Los diplomáticos definían al ex presidente como ambicioso, errático y cortoplacista
Para comprender lo que pasaba en la Argentina había que entender a Néstor Kirchner, porque su personalidad determinaba al Gobierno. Esa fue la razón que esgrimió el ex embajador estadounidense en Buenos Aires Lino Gutiérrez para enviar dos extensos cables a Washington enteramente destinados a describir al ex presidente y sus maneras, el K-style .

Las definiciones contenidas en el cable confidencial 01090, del 26 de junio de 2006, dejan de lado cualquier prurito diplomático y pintan a Kirchner como líder "cortoplacista", obsesionado por "acumular poder", incapaz de "aceptar críticas", y "sin preparación para la diplomacia internacional". Y, aunque le reconocía "afinidades izquierdistas", sostienen que su ideología estaba "subordinada a su interés político personal y ambición".

"El estilo operativo y de toma de decisiones, personalista, a menudo errático, del presidente Kirchner, define la gestión política en la Argentina y está caracterizado por concentrarse en medidas políticamente efectivas y de corto plazo para la acumulación y mantenimiento de poder político local", señala.

El perfil agrega que el ex presidente tampoco "deja margen para el disenso y usa tácticas de dividir para conquistar" y, frente a la "retórica izquierdista y populista", sostiene que Kirchner "ha demostrado que sus inclinaciones ideológicas son siempre menos importantes que las cuestiones prácticas de la política local".

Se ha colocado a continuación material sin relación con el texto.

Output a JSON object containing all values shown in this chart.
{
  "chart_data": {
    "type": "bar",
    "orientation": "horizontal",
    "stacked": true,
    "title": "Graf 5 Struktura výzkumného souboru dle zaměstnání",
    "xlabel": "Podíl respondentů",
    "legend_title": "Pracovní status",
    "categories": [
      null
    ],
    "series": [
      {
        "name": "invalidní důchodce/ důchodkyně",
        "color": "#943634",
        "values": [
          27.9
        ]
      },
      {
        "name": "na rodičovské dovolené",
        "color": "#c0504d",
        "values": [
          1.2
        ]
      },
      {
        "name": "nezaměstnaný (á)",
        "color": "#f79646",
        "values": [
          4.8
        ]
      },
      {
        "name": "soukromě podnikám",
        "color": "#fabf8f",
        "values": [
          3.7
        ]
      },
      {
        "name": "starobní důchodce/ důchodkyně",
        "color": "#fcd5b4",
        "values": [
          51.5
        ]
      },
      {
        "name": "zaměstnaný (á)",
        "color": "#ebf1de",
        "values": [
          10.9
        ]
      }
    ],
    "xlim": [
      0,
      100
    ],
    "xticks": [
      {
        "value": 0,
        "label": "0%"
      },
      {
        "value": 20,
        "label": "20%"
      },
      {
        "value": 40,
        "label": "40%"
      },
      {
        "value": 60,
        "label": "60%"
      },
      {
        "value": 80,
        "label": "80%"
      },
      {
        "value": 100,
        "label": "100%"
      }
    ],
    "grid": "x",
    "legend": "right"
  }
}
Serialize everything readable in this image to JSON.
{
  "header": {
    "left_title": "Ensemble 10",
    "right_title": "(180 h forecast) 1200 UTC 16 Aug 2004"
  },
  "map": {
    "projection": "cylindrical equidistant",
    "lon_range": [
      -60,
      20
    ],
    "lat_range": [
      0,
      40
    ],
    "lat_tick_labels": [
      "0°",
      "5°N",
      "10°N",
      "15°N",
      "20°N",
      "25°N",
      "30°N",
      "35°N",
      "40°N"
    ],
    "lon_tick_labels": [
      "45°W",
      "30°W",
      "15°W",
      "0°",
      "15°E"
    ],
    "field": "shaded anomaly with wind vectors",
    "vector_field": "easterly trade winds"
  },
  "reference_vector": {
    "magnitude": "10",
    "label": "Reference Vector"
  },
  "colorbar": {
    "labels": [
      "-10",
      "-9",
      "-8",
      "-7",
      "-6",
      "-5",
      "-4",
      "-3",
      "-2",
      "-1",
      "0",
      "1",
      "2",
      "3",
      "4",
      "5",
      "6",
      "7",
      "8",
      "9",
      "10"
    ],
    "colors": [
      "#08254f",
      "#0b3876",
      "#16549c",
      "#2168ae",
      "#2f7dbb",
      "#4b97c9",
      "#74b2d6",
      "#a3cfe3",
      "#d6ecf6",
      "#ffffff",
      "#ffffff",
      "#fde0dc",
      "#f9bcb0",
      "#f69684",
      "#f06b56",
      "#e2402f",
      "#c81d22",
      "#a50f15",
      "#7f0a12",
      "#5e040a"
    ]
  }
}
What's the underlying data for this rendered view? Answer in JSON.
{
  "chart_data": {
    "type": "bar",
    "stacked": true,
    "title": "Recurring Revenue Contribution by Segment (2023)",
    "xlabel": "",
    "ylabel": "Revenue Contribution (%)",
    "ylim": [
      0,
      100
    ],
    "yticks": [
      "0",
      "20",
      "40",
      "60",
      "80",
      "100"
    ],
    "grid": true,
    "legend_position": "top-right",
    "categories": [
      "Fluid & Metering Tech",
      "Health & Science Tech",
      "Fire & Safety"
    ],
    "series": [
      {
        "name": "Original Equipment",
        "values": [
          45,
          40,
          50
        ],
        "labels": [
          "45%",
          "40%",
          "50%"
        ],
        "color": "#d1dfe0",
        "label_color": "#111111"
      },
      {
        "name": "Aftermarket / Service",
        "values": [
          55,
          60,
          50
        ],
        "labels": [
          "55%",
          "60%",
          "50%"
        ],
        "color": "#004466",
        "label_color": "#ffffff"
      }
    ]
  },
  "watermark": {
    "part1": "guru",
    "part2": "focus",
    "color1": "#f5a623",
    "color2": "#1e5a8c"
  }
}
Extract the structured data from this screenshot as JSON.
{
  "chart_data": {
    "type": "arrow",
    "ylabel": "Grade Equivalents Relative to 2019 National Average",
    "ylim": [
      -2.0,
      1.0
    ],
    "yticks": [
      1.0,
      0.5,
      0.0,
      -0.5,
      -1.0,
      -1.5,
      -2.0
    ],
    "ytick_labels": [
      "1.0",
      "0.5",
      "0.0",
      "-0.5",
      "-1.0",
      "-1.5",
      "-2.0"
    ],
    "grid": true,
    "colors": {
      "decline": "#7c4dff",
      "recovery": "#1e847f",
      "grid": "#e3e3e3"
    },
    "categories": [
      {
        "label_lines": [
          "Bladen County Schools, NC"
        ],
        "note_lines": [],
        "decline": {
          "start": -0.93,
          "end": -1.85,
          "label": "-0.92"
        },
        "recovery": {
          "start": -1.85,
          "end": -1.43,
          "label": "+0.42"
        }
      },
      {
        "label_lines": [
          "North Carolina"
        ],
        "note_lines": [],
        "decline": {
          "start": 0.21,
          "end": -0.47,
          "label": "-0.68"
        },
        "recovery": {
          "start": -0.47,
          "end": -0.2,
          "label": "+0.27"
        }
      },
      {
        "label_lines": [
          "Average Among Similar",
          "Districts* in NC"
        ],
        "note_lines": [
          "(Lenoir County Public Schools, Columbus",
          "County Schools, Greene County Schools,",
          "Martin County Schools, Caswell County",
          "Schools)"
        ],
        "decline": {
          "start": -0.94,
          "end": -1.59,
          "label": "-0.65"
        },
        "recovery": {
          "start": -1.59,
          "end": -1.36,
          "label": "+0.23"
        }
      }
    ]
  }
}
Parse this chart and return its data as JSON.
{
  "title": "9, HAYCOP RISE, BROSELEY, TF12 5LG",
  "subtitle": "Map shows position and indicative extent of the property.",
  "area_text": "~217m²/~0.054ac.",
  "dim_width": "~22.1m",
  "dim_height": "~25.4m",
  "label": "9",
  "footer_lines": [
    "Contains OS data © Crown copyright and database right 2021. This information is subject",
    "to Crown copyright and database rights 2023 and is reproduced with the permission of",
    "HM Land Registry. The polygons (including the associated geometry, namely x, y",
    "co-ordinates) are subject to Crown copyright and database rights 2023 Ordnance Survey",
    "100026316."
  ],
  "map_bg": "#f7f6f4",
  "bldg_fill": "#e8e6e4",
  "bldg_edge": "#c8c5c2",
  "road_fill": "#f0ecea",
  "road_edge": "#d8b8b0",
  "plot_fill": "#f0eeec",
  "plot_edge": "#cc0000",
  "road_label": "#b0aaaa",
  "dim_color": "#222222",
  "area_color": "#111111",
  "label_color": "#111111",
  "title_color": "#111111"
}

Entre las fuentes del embajador figura el secretario de Legal y Técnica de la Casa Rosada, Carlos Zannini, que le indicó: "El Presidente y yo nos levantamos cada mañana, miramos los diarios y tratamos de descubrir cómo sobreviviremos ese día". También el ex gobernador de Santa Cruz Sergio Acevedo, quien afirmó que Kirchner se concentraba en las cuestiones diarias, pero "siempre con el objetivo de largo plazo de mantener el poder político".